Cierto es que, a diferencia de los ejércitos en la región, las fuerzas armadas colombianas se han caracterizado por una inveterada práctica no deliberante que, afortunada o no, impidió la emergencia de dictaduras y golpes de estado en el país. Aunque se suele escuchar de ruido de sables por uno u otro asunto de interés nacional, la disciplina castrense ha respetado el sometimiento de las armas al designio constitucional bajo gobiernos en manos de civiles. Incluso por ello ha resultado provechoso que los salarios, primas y bonificaciones militares sean equiparable a otros rangos del nivel ejecutivo y magistraturas judiciales, aunque los beneficios de la alta oficialidad suelen multiplicarse al disponer de fondos de manejo discrecional y otras fuentes de ingreso no siempre declaradas que, en un país desregulado, propicia la ocurrencia de actos delictivos y corruptos.

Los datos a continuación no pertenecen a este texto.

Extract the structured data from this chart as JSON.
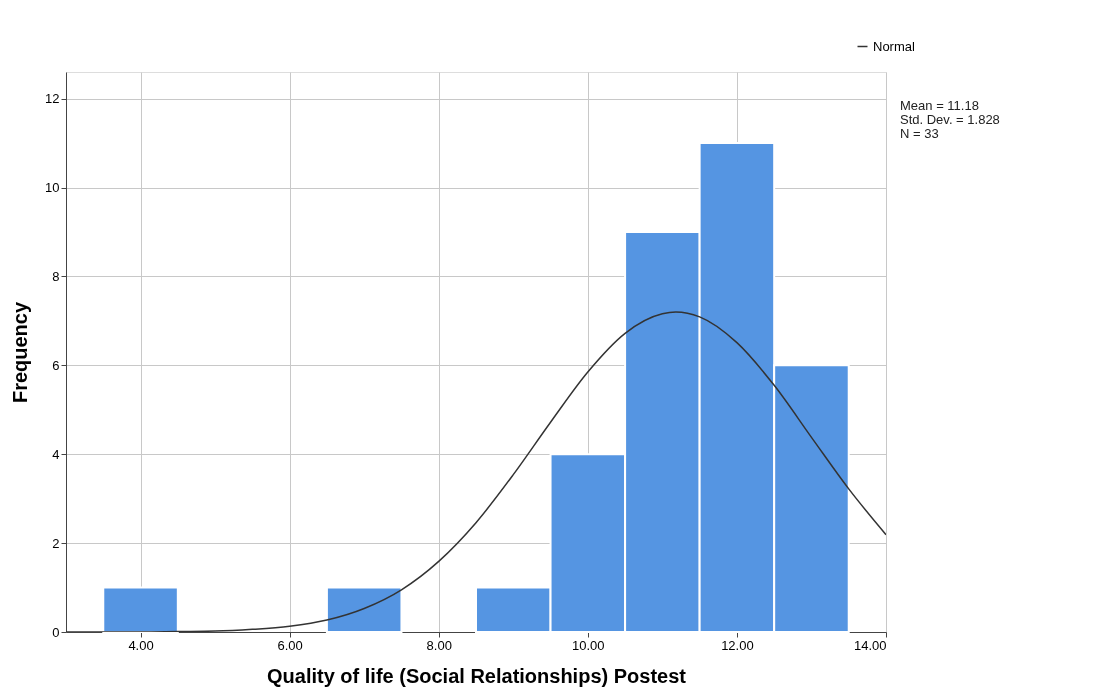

En el debate que la altisonancia arrogante de Zapateiro ha puesto en el orden del día queda claro que el cuestionamiento a vínculos indecorosos y delincuenciales de algunos de sus oficiales no implica que las agrupaciones militares y de policía deban ser sometidas a escarnio y desprestigio, aceptando que el respeto a las instituciones es un imperativo republicano. Sin embargo, el debate y juzgamiento a tales desafueros tiene que imponerse y ser permitido, si lo que se quiere es contar con una fuerza pública y traslucida, cuyo accionar opere contra toda facción criminal que ponga en riesgo la seguridad de la nación y el querer civilista con el que la ciudadanía cede al Estado el monopolio de las armas.
Colombia merece contar con una institucionalidad uniformada y armada al margen de todo vínculo criminal; conformada por mujeres y hombres que, servidores en armas, se caractericen por ser ejemplo de Arrojo, Justicia, Unión y Abnegación, a tal grado de probidad que el país entero pueda acompañarles en el emblemático grito inaugurado por el, también denunciado, General Alejandro Navas: ¡AJÚA!